Die Uraufführung ist am 16. Januar 2013 um 18.00 Uhr in der Brüderkirche Altenburg. Im Konzertsaal der Bühnen der Stadt Gera ist die Produktion am 22. Januar um 19.30 Uhr zu erleben. Außerdem geht sie auf Gastspielreise durch ganz Deutschland: so am 20. Januar 17.00 Uhr in die Pauluskirche Darmstadt, am 26. Januar 19.30 Uhr in die Augustinerkirche Würzburg und am 27. Januar 15.30 in die Wallfahrtsbasilika Werl.
Für Oktober ist eine Serie in Planung, die nach Offenburg, Ravensburg, Überlingen und Bad Endorf führen soll.
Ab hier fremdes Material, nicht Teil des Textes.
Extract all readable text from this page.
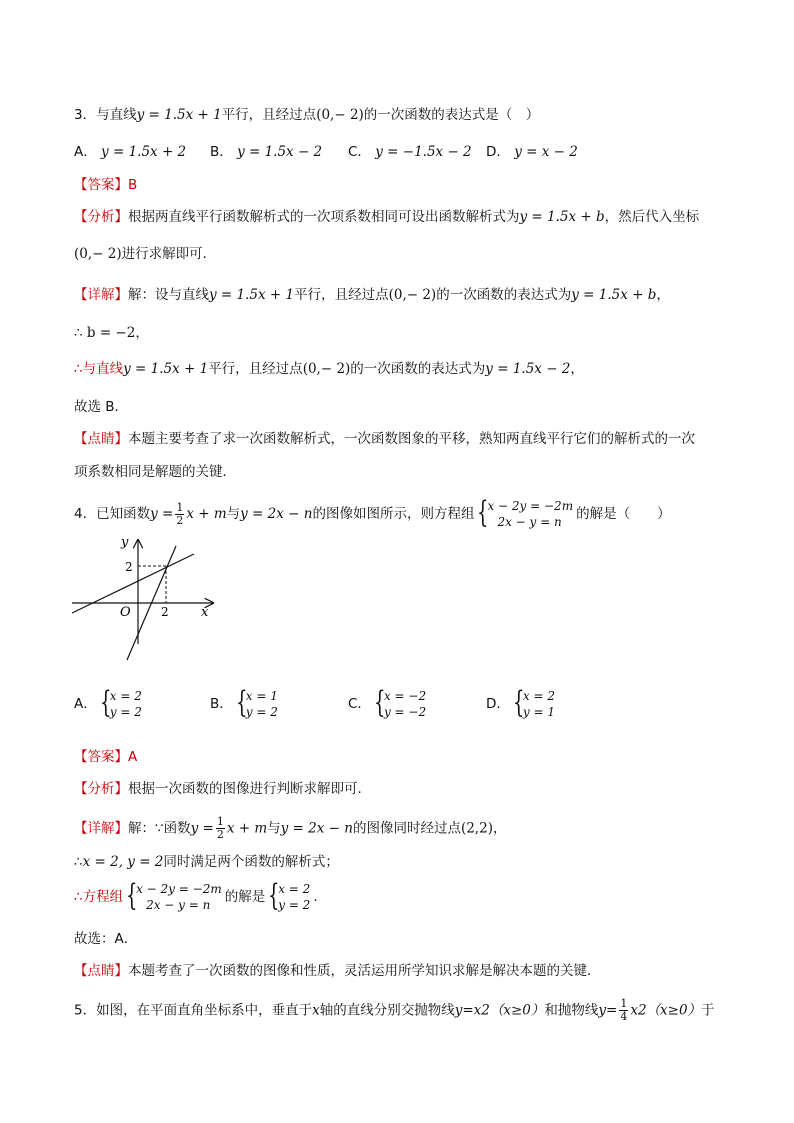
3．与直线y = 1.5x + 1平行，且经过点(0,− 2)的一次函数的表达式是（　）
A． y = 1.5x + 2 B． y = 1.5x − 2 C． y = −1.5x − 2 D． y = x − 2
【答案】B
【分析】根据两直线平行函数解析式的一次项系数相同可设出函数解析式为y = 1.5x + b，然后代入坐标
(0,− 2)进行求解即可．
【详解】解：设与直线y = 1.5x + 1平行，且经过点(0,− 2)的一次函数的表达式为y = 1.5x + b，
∴ b = −2，
∴与直线y = 1.5x + 1平行，且经过点(0,− 2)的一次函数的表达式为y = 1.5x − 2，
故选 B．
【点睛】本题主要考查了求一次函数解析式，一次函数图象的平移，熟知两直线平行它们的解析式的一次
项系数相同是解题的关键．
4．已知函数$y = \frac{1}{2}$ x + m与y = 2x − n的图像如图所示，则方程组 {
x − 2y = −2m
2x − y = n	的解是（　　）
y
x
O	2
2
A． {
x = 2
y = 2	B． {
x = 1
y = 2	C． {
x = −2
y = −2	D． {
x = 2
y = 1
【答案】A
【分析】根据一次函数的图像进行判断求解即可．
【详解】解：∵函数$y = \frac{1}{2}$ x + m与y = 2x − n的图像同时经过点(2,2)，
∴x = 2, y = 2同时满足两个函数的解析式；
∴方程组 {
x − 2y = −2m
2x − y = n	的解是 {
x = 2
y = 2 ．
故选：A．
【点睛】本题考查了一次函数的图像和性质，灵活运用所学知识求解是解决本题的关键．
5．如图，在平面直角坐标系中，垂直于x轴的直线分别交抛物线y=x2（x≥0）和抛物线$y= \frac{1}{4} x2(x\ge 0)$于
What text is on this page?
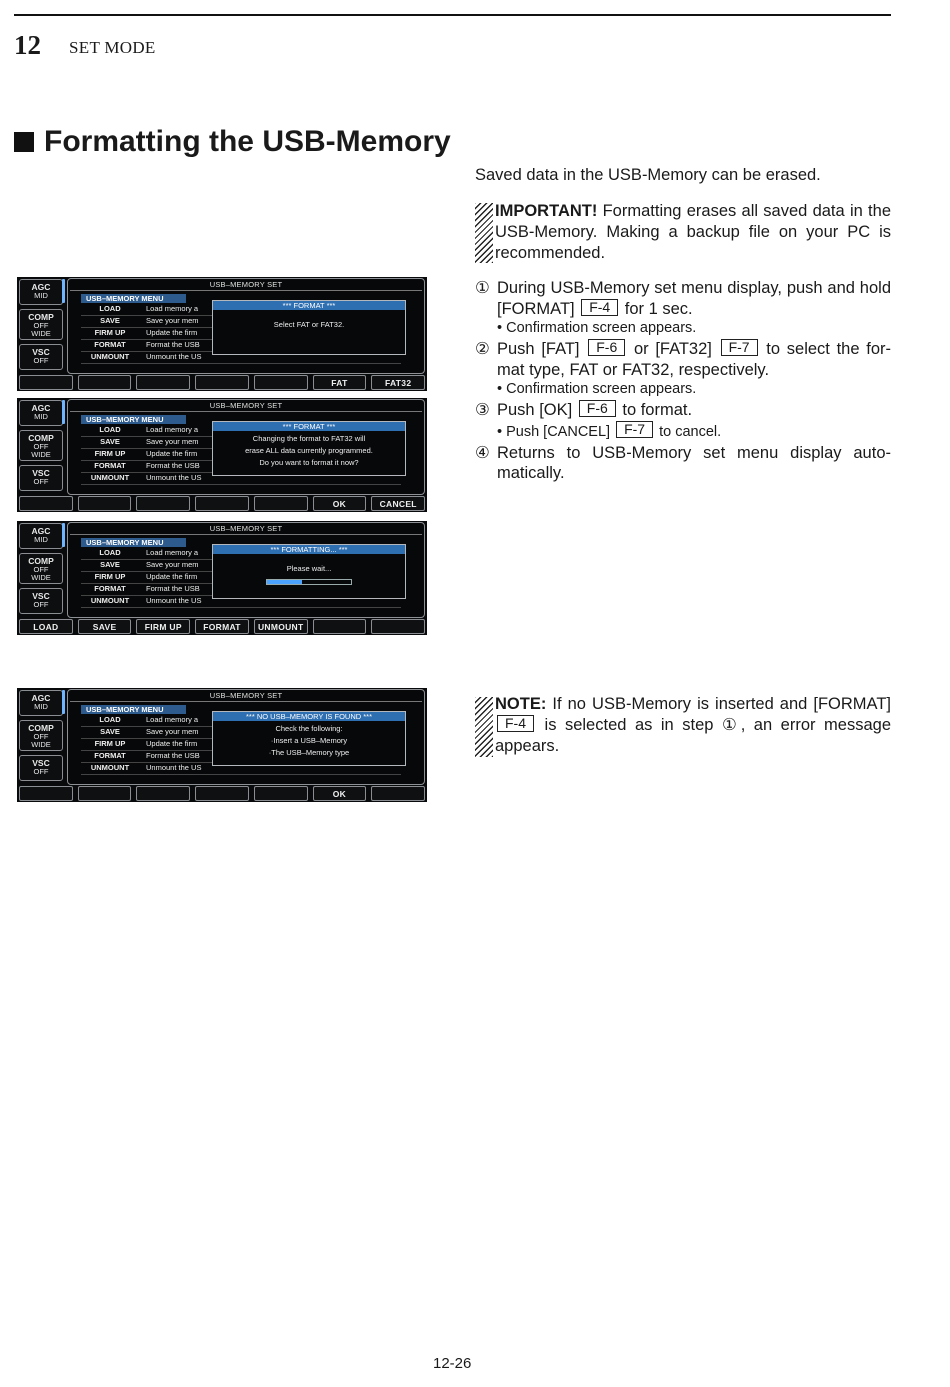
12 SET MODE
Formatting the USB-Memory
Saved data in the USB-Memory can be erased.
IMPORTANT! Formatting erases all saved data in the USB-Memory. Making a backup file on your PC is recommended.
① During USB-Memory set menu display, push and hold [FORMAT] F-4 for 1 sec.
• Confirmation screen appears.
② Push [FAT] F-6 or [FAT32] F-7 to select the format type, FAT or FAT32, respectively.
• Confirmation screen appears.
③ Push [OK] F-6 to format.
• Push [CANCEL] F-7 to cancel.
④ Returns to USB-Memory set menu display automatically.
NOTE: If no USB-Memory is inserted and [FORMAT] F-4 is selected as in step ①, an error message appears.
12-26
AGC
MID
COMP
OFF
WIDE
VSC
OFF
USB–MEMORY SET
USB–MEMORY MENU
LOAD	Load memory a
SAVE	Save your mem
FIRM UP	Update the firm
FORMAT	Format the USB
UNMOUNT	Unmount the US
*** FORMAT ***
Select FAT or FAT32.
FAT	FAT32
AGC
MID
COMP
OFF
WIDE
VSC
OFF
USB–MEMORY SET
USB–MEMORY MENU
LOAD	Load memory a
SAVE	Save your mem
FIRM UP	Update the firm
FORMAT	Format the USB
UNMOUNT	Unmount the US
*** FORMAT ***
Changing the format to FAT32 will
erase ALL data currently programmed.
Do you want to format it now?
OK	CANCEL
AGC
MID
COMP
OFF
WIDE
VSC
OFF
USB–MEMORY SET
USB–MEMORY MENU
LOAD	Load memory a
SAVE	Save your mem
FIRM UP	Update the firm
FORMAT	Format the USB
UNMOUNT	Unmount the US
*** FORMATTING... ***
Please wait...
LOAD	SAVE	FIRM UP	FORMAT	UNMOUNT
AGC
MID
COMP
OFF
WIDE
VSC
OFF
USB–MEMORY SET
USB–MEMORY MENU
LOAD	Load memory a
SAVE	Save your mem
FIRM UP	Update the firm
FORMAT	Format the USB
UNMOUNT	Unmount the US
*** NO USB–MEMORY IS FOUND ***
Check the following:
·Insert a USB–Memory
·The USB–Memory type
OK
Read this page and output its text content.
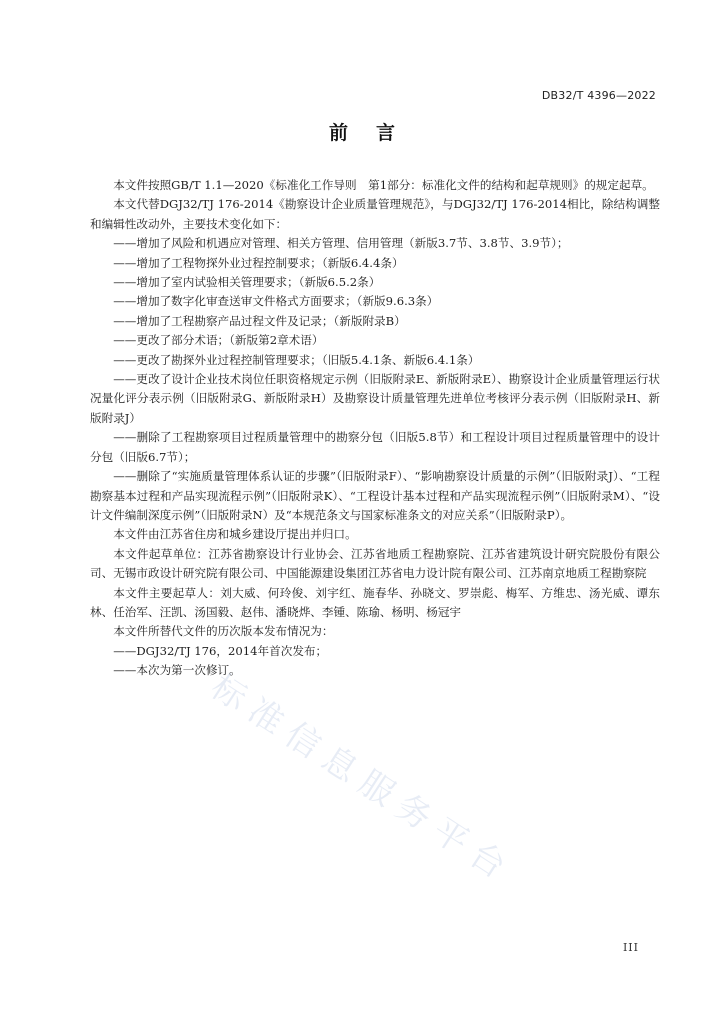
DB32/T 4396—2022
前言
标准信息服务平台

本文件按照GB/T 1.1—2020《标准化工作导则　第1部分：标准化文件的结构和起草规则》的规定起草。

本文代替DGJ32/TJ 176-2014《勘察设计企业质量管理规范》，与DGJ32/TJ 176-2014相比，除结构调整和编辑性改动外，主要技术变化如下：

——增加了风险和机遇应对管理、相关方管理、信用管理（新版3.7节、3.8节、3.9节）；

——增加了工程物探外业过程控制要求；（新版6.4.4条）

——增加了室内试验相关管理要求；（新版6.5.2条）

——增加了数字化审查送审文件格式方面要求；（新版9.6.3条）

——增加了工程勘察产品过程文件及记录；（新版附录B）

——更改了部分术语；（新版第2章术语）

——更改了勘探外业过程控制管理要求；（旧版5.4.1条、新版6.4.1条）

——更改了设计企业技术岗位任职资格规定示例（旧版附录E、新版附录E）、勘察设计企业质量管理运行状况量化评分表示例（旧版附录G、新版附录H）及勘察设计质量管理先进单位考核评分表示例（旧版附录H、新版附录J）

——删除了工程勘察项目过程质量管理中的勘察分包（旧版5.8节）和工程设计项目过程质量管理中的设计分包（旧版6.7节）；

——删除了“实施质量管理体系认证的步骤”（旧版附录F）、“影响勘察设计质量的示例”（旧版附录J）、“工程勘察基本过程和产品实现流程示例”（旧版附录K）、“工程设计基本过程和产品实现流程示例”（旧版附录M）、“设计文件编制深度示例”（旧版附录N）及“本规范条文与国家标准条文的对应关系”（旧版附录P）。

本文件由江苏省住房和城乡建设厅提出并归口。

本文件起草单位：江苏省勘察设计行业协会、江苏省地质工程勘察院、江苏省建筑设计研究院股份有限公司、无锡市政设计研究院有限公司、中国能源建设集团江苏省电力设计院有限公司、江苏南京地质工程勘察院

本文件主要起草人：刘大威、何玲俊、刘宇红、施春华、孙晓文、罗崇彪、梅军、方维忠、汤光威、谭东林、任治军、汪凯、汤国毅、赵伟、潘晓烨、李锺、陈瑜、杨明、杨冠宇

本文件所替代文件的历次版本发布情况为：

——DGJ32/TJ 176，2014年首次发布；

——本次为第一次修订。

III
Konzeption und Idee entwickelten der Musiker Ulrich Pakusch und Bernhard Stengele, Schauspieldirektor von Theater&Philharmonie Thüringen, gemeinsam. Ulrich Pakusch an der Orgel übernimmt auch die musikalische Leitung und Bernhard Stengele die Regie. Es wirken mit: Rachelle Emanuella Rasmata Ouedraogo, Philipp Reinheimer, Mahamoudou Tapsoba, Ouelgo Téné und Bernhard Stengele.
Hintergrund:
Ohne Übertreibung kann man sagen, dass Albert Schweitzer eine der wichtigsten Persönlichkeiten des 20. Jahrhunderts war. Eine Persönlichkeit, und darin ist er Mahatma Gandhi gleich, die ihre Philosophie in konkrete Handlung umzusetzen und umgekehrt die eigenen Erfahrungen immer wieder in das philosophische Weltbild einzuarbeiten suchte.
Als überzeugter Humanist und Pazifist wurde er sowohl geehrt als auch angegriffen, war sein Leben Vorbild und Kritikpunkt zugleich. Als Organist war er ebenso anerkannt wie als Musikwissenschaftler, mit seinen Orgelkonzerten verdiente er sich das Geld für sein „Urwaldkrankenhaus“ in Lambarene.
Inhalt:
Dieses gleichermaßen aufregende wie erfüllte Leben zwischen Afrika und Europa, zwischen Philosophie und Tatkraft, zwischen Medizin und Musik wollen die Künstler mit ihrer Produktion erzählen. Erzählen wollen sie es mit den Elementen, die Albert Schweitzer am meisten beeindruckt haben. Auf der einen Seite spielt die Orgel, die Königin der Instrumente, die wie kein anderes europäische Spiritualität verkörpert. Und die Orgel spielt natürlich Bach, sie spielt Mendelssohn. Darüber hinaus aber nimmt Ulrich Pakusch ein in der französischen Orgeltradition wichtiges Element auf, ein Element das gleichzeitig die Verbindung zu Afrika herstellt, nämlich das der Improvisation. So kann der Zuschauer bei der Vorstellung ein jedes Mal ein neu improvisiertes Stück für Djembe, Orgel und Gesang erleben. Auf der anderen Seite spielt der Griot, der westafrikanische Geschichtenerzähler, der traditionelle Bewahrer von Wissen und Kultur. So wird das Leben Schweitzers auch dargestellt mit den Mitteln des afrikanischen Erzähltheaters, das lebendig, direkt und improvisatorisch gespielt, traditionell von Trommelmusik und Tanz begleitet wird und immer auch die Zuschauer mit einbezieht.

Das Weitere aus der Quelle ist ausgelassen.